The shipper argued that additional measures are required to ensure safe carriage of on-deck goods, and therefore the issuance of a clean bill of lading without an on-deck notation implies the goods are to be carried under the deck. Further, shipper argued that the exclusion must apply to goods carried on deck, whether or not so declared on the bill of lading, because to require declaration and actual carriage on deck would reward the carrier for failing in its obligation to note on-deck carriage. Since the cargo should be excluded from the Hague Visby limitations, Traffic Tech should not be permitted to limit its liability under the convention but should be liable for damages under the common law (e.g., unlimited).
Decision:
The Court found that the “and” requirement of the Rules was clear, requiring both that cargo be declared on deck and actually so carried in order to create an exception to the rules.
While the Court considered certain US authorities that suggest that “unauthorized on deck carriage” without declaration of on -deck carriage in the contract, amounted to a fundamental breach that excluded reliance of the breaching party on their limiting terms, it preferred the more recent view of the England and Wales Court of Appeal in “The Kapitan Petko Voivoda”, which held that undisclosed on-deck carriage is a normal breach of contract that does not exclude the operation of the Hague-Visby Rules.

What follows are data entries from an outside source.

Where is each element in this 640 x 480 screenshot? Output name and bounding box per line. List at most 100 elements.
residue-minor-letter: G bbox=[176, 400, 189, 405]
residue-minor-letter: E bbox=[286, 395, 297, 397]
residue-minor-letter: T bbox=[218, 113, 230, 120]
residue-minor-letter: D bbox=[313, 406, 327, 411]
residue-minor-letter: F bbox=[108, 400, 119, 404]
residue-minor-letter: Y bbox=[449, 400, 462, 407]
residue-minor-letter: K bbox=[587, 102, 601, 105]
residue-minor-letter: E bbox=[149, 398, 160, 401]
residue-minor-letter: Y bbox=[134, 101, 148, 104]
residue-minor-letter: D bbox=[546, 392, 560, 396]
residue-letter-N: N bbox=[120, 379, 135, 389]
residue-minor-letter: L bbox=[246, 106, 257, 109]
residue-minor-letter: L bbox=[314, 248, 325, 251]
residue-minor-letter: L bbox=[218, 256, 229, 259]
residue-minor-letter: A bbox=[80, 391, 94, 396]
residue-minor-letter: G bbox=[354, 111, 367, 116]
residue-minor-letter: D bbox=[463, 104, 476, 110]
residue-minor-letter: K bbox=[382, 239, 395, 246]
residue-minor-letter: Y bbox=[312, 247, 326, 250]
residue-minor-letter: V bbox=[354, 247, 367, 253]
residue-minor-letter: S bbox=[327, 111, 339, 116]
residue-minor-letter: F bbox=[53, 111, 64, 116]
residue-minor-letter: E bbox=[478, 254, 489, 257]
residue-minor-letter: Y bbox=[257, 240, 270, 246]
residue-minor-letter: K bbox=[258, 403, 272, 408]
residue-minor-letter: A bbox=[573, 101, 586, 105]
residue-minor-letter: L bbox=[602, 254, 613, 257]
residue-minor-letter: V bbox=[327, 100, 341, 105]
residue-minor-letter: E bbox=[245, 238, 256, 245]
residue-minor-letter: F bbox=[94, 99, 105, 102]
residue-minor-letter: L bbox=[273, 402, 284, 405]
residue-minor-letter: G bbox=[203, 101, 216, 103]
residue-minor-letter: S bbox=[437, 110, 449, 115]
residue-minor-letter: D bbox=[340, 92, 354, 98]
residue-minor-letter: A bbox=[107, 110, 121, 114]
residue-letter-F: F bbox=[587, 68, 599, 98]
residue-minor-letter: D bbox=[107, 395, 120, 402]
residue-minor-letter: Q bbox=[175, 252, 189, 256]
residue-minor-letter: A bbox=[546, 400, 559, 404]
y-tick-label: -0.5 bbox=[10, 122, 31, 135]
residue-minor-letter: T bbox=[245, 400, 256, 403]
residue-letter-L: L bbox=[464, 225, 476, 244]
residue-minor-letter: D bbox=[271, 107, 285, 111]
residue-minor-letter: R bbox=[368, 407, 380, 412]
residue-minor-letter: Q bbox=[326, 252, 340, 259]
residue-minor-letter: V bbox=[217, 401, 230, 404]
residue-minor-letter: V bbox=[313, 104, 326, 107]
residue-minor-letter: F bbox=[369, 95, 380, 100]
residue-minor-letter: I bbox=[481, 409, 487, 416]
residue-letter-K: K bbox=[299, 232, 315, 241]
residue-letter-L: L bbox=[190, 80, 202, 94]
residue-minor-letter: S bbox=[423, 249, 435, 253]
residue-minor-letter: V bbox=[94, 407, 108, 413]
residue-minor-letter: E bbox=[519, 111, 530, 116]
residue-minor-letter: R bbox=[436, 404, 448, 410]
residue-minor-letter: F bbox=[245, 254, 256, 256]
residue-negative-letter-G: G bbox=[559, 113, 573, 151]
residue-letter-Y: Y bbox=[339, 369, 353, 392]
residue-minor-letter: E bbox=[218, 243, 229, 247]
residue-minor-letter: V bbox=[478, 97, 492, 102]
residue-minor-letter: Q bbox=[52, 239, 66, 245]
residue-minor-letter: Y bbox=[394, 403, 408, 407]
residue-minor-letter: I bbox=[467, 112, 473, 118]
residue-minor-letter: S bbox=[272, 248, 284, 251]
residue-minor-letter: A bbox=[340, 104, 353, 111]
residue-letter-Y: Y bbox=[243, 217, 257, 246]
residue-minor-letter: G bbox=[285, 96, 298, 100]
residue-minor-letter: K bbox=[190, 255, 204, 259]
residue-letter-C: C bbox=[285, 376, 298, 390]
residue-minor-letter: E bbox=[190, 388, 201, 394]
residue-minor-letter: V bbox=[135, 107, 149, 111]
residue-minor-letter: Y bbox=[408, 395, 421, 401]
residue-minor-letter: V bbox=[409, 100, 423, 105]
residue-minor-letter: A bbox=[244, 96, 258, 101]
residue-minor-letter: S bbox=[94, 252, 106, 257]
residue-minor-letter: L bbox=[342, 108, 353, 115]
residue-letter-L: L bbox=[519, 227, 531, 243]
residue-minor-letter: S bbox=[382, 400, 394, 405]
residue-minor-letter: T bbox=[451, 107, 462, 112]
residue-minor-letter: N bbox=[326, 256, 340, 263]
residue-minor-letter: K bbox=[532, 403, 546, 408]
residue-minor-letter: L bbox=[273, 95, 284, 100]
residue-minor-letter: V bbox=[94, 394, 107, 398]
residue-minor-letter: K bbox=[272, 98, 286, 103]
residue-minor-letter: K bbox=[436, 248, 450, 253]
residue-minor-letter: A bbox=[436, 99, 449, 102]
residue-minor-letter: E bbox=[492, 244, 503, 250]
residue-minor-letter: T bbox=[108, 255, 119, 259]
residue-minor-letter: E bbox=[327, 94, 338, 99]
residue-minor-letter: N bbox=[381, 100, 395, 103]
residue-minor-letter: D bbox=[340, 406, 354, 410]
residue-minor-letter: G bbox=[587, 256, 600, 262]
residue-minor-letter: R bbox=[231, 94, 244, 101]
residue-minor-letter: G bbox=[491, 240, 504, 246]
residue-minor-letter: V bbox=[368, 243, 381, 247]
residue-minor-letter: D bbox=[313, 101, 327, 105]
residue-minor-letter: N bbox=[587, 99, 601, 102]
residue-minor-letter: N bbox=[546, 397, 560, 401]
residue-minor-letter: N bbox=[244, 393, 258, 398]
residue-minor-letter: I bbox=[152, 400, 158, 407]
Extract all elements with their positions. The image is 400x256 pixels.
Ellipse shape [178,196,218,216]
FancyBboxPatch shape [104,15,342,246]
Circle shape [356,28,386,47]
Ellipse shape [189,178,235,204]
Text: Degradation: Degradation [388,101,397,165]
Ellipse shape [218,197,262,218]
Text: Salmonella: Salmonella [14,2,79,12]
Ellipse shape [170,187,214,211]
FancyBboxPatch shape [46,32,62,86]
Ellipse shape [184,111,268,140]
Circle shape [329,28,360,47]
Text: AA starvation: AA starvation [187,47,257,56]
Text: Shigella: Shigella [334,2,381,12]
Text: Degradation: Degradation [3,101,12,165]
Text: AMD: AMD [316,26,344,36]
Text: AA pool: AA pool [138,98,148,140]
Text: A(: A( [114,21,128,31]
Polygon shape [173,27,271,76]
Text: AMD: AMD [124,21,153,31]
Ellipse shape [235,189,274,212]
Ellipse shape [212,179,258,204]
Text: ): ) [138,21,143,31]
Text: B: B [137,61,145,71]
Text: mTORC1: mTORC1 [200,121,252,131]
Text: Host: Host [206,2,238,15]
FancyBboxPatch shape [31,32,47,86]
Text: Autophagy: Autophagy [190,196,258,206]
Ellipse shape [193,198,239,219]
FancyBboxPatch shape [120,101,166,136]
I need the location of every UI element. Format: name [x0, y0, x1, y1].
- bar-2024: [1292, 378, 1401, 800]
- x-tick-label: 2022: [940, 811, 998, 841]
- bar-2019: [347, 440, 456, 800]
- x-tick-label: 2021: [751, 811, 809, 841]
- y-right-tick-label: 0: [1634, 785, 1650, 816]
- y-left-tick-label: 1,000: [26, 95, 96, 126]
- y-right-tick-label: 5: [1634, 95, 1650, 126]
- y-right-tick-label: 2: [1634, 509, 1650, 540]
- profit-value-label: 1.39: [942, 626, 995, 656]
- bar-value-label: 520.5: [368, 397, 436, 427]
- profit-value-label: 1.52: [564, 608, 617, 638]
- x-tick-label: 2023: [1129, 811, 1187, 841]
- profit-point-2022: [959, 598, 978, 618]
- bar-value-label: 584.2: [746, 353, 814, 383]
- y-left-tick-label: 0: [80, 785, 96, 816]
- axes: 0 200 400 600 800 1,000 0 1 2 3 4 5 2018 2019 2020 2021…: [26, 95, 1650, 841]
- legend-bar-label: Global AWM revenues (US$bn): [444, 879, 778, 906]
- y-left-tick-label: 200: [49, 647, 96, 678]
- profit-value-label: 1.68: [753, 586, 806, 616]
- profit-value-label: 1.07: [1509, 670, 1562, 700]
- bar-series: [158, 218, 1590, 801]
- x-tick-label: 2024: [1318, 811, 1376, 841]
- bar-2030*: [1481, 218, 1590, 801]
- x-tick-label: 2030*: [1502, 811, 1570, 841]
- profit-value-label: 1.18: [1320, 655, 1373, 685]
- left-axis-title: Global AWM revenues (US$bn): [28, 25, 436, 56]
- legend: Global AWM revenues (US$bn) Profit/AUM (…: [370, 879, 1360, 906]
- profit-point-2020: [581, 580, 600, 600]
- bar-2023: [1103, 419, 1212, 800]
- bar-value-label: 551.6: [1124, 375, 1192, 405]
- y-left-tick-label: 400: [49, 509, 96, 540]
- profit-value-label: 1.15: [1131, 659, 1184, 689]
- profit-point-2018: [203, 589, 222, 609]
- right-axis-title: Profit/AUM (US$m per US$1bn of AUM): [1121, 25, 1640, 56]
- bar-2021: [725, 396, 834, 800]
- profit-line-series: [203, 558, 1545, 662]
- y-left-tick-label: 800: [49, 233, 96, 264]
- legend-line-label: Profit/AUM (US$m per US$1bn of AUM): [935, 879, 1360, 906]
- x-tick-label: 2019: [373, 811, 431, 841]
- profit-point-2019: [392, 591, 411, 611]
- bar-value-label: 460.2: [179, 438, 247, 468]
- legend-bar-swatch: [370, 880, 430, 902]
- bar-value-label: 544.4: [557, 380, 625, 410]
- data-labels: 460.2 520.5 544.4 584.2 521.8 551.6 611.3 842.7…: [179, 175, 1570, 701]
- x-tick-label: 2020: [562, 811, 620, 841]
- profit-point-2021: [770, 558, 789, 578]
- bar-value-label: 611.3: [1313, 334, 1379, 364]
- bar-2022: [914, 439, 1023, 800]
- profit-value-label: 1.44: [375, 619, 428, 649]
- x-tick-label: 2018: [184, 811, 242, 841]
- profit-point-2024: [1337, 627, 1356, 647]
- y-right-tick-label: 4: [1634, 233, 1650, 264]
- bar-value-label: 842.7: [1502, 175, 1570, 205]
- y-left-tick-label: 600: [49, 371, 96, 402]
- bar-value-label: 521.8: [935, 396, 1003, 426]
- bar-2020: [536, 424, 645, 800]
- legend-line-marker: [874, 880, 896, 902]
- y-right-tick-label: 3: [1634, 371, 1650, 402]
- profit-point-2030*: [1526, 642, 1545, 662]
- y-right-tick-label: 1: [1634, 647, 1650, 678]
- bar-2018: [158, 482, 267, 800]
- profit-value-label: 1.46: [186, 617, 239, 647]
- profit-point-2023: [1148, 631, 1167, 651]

Further, the Court found the limitation on damages apply “in any event”, or “in every case”, and in French “sont applicables à toute action contre le transporteur…”, subject only to the exception at Art IV(4) for damage caused with intent or recklessly. Without evidence of intent or recklessness, the failure to note on-deck carriage was a mere breach of contract for which Traffic-Tech could be liable but in respect of which it had every right to limit its liability under the Hague-Visby Rules.
Accordingly, the court ordered that the defendant forwarder was entitled to limit its liability for loss or damage to cargo to 666.67 units of account per package or 2 units of account per kg, and ordered costs of the motion payable by the plaintiff.